An interesting discussion from two rather clam , rational people . I find much of the anger is the result of the lack of civility , and the prevalent lack of understanding that you are not the only person on this Earth .
This is not the kind of anger that come about from “real” issues , crime , death , etc .
Just people doing mindless things and acting surprised that someone gets upset over their actions .
Little things , like just stopping their car in front of you on the street rather then pulling over . The mindless action build up , thought less co-workers , general rudeness, stopped in a traffic jam .
It is hard to stay calm at times . But I agree , the constant expression of anger and hostility can become a bad habit .
Exactly: when I commented that stupidity abounds and one must some deal with it, that is exactly a way to deal with it, as is (in some cases) direct assertive confrontation of an offender. Trying to ignore such things altogether practices another response: denial, which ultimately leads to its own terrible illusions and quixotic behavior.
Stephen Covey in his book The 7 Habits of Highly Effective People talks about the need to distinguish things over which one has control and things beyond one’s control: to focus one’s attention and energies on the latter can lead to depression—I know from personal experience. I worked in a corporation whose president and board (about 4 or 5 levels above me in the corporate chain of command) continually made decisions of agonizing and boneheaded stupidity (from my point of view—it should be noted that I did not have all the facts), and I was continually angered by those actions, over which I had zero control, to the point where I started to become clinically depressed. Covey recommends focusing on things over which one does have control, and pre-eminent among those is, of course, one’s own feelings and behavior. On that solid ground, one can accomplish things that sometimes result in powerful effects—one thinks immediately of Mahatma Gandhi’s march to the sea in India to make some salt: an action completely within his control, but one that had far-reach consequences—and much more effective than railing against British (mis)rule. Covey gives an interesting corporate example involving a “bad” company president who was (as some CEOs tend to be) over-controlling and uninterested in input from others and one vice-president.
Though misbehavior will never be eliminated from the human condition, it is good to recognize it for what it is and to confront it when possible. If one sees someone peeling back the sealed cover of some food and then replacing it, probably the best course—rather than hitting him over the head with a cast-iron skillet, which likely would not be at hand—is to report the action to the manager, identifying the customer. Miscreants generally term such reports as “tattling,” meaning that they believe that they should be allowed to do whatever they want without suffering any consequences: people who observe it should simply allow them to get away with it. One could also confront the person directly, but the store should also be informed: it is their property that’s being vandalized.
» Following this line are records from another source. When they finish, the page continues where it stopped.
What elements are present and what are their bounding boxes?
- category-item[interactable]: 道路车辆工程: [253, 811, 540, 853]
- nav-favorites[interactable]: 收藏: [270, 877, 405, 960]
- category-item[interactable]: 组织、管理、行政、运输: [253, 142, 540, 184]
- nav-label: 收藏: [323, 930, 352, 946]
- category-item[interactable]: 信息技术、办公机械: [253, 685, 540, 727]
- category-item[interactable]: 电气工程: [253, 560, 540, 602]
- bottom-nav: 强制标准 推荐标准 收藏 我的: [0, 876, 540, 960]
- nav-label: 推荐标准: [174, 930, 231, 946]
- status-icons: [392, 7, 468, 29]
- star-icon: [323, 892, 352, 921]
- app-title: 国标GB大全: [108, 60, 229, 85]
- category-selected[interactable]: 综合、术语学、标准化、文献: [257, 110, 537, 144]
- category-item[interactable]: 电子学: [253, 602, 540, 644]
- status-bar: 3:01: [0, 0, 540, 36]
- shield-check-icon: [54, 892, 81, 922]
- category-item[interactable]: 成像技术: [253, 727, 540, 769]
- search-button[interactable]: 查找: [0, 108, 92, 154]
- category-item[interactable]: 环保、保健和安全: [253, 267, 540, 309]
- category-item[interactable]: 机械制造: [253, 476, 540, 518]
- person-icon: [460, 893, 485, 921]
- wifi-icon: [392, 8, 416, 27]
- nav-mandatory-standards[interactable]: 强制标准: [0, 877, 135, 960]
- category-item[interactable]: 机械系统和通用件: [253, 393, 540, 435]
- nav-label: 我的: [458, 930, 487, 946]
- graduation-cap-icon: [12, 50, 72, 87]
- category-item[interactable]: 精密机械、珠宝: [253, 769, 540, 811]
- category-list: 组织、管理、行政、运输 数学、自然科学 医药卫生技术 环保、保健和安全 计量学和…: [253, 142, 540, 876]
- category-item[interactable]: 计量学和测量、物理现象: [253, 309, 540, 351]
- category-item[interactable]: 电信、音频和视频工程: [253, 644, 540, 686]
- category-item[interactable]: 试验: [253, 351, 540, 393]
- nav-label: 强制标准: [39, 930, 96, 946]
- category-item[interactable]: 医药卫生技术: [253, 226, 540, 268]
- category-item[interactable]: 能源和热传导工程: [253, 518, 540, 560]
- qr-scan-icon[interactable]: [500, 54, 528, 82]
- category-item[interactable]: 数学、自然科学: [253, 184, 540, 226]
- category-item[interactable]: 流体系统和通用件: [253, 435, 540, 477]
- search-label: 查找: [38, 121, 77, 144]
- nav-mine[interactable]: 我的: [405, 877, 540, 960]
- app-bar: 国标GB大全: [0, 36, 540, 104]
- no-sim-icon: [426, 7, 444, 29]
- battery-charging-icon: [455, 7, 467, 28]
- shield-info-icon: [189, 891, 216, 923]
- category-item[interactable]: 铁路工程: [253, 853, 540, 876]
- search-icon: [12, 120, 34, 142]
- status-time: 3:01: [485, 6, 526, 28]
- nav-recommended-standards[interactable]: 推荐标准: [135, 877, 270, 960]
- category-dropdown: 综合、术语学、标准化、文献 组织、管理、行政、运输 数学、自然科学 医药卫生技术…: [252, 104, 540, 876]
I don’t include momentary lapses in judgment as stupidity. We all have these from time to time, especially when stressed. There’s nowhere to park and your 90 year-old mother is waiting for you at the curb; you double park, inconveniencing a load of people for a few moments. Big deal. We all have our share of those. Or you have some disability that slows you down in performing certain tasks. I don’t count any of these as stupidity.
In my mind, stupidity is the lack of sufficient intellectual capacity to figure out a task, or personality traits that make you oblivious to others and the consequences of your actions.